Malgré les appels des organisations de la société civile à mettre fin à son mandat, le Conseil de sécurité des Nations Unies a renouvelé le BINUH pour une autre année dans une résolution du 15 juillet, lui ordonnant de se concentrer sur l’aide aux autorités haïtiennes pour faire face aux crises politiques et sécuritaires du pays. En plus de demander aux États membres d’interdire le trafic d’armes vers Haïti, la résolution menaçait de sanctions ceux qui s’engagent ou soutiennent des activités de gangs. Dans les jours précédant le vote, un certain nombre de pays ont exprimé en privé leur soutien à une mission de police internationale en Haïti, bien que les détails de ce à quoi cela ressemblerait restent flous. Les acteurs externes intéressés par cette option devront faire preuve de prudence – en tenant compte de l’animosité locale envers une intervention étrangère et de la réputation compromise de l’ONU en Haïti – et devraient d’abord se concentrer sur la manière de renforcer l’indépendance et l’intégrité de la force.

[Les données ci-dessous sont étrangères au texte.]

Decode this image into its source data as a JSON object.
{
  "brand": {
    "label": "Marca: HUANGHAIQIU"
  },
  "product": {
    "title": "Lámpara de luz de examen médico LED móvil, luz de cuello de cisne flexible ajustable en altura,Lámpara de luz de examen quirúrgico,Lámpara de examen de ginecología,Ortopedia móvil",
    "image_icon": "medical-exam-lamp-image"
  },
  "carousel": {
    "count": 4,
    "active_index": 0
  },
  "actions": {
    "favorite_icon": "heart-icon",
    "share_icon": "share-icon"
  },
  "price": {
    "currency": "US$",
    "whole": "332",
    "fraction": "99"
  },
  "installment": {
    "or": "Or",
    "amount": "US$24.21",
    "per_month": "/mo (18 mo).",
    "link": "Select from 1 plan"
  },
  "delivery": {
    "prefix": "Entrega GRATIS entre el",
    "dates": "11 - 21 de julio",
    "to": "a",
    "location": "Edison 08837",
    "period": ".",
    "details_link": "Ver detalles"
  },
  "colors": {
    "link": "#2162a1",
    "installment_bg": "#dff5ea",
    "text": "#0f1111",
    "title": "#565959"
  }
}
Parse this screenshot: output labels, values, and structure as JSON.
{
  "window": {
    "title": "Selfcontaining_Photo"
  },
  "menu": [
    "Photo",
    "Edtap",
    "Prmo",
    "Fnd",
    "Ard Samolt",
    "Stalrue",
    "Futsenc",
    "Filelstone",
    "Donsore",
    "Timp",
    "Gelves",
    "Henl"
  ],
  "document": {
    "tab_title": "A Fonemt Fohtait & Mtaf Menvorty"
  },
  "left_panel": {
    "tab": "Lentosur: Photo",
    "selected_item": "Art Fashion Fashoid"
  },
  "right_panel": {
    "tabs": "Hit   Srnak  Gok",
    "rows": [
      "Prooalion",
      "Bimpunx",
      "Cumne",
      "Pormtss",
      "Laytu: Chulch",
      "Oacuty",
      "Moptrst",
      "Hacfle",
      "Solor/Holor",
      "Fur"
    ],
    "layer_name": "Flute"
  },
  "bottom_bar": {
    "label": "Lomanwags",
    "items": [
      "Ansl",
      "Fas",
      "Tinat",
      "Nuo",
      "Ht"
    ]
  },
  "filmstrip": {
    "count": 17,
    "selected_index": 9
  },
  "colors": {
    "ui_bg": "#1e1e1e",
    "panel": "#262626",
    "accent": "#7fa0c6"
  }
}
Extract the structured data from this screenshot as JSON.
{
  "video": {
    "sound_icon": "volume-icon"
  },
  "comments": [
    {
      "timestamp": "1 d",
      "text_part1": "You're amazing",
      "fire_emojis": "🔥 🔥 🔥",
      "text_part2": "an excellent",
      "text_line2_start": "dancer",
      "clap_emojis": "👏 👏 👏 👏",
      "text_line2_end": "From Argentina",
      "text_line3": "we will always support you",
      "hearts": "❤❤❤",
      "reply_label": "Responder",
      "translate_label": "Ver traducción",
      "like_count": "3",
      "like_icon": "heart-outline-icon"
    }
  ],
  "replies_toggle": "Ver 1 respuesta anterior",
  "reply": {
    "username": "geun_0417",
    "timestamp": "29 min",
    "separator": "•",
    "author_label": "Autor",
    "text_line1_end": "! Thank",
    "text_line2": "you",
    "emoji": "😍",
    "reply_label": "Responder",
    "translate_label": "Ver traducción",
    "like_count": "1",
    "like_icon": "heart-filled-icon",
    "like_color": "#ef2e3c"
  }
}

Le Conseil de sécurité a également réitéré la nécessité d’un accord urgent sur un processus politique conduisant à des élections libres et équitables, reconnaissant que « rompre les liens entre les acteurs politiques et économiques et les gangs » doit être une priorité. Mais il n’a pas demandé au BINUH de travailler sur cette dernière question, et des questions subsistent quant à savoir quel organisme international, le cas échéant, pourrait diriger cet effort, ce qui signifie que la principale source de pression et de soutien internationaux sera probablement les partenaires bilatéraux.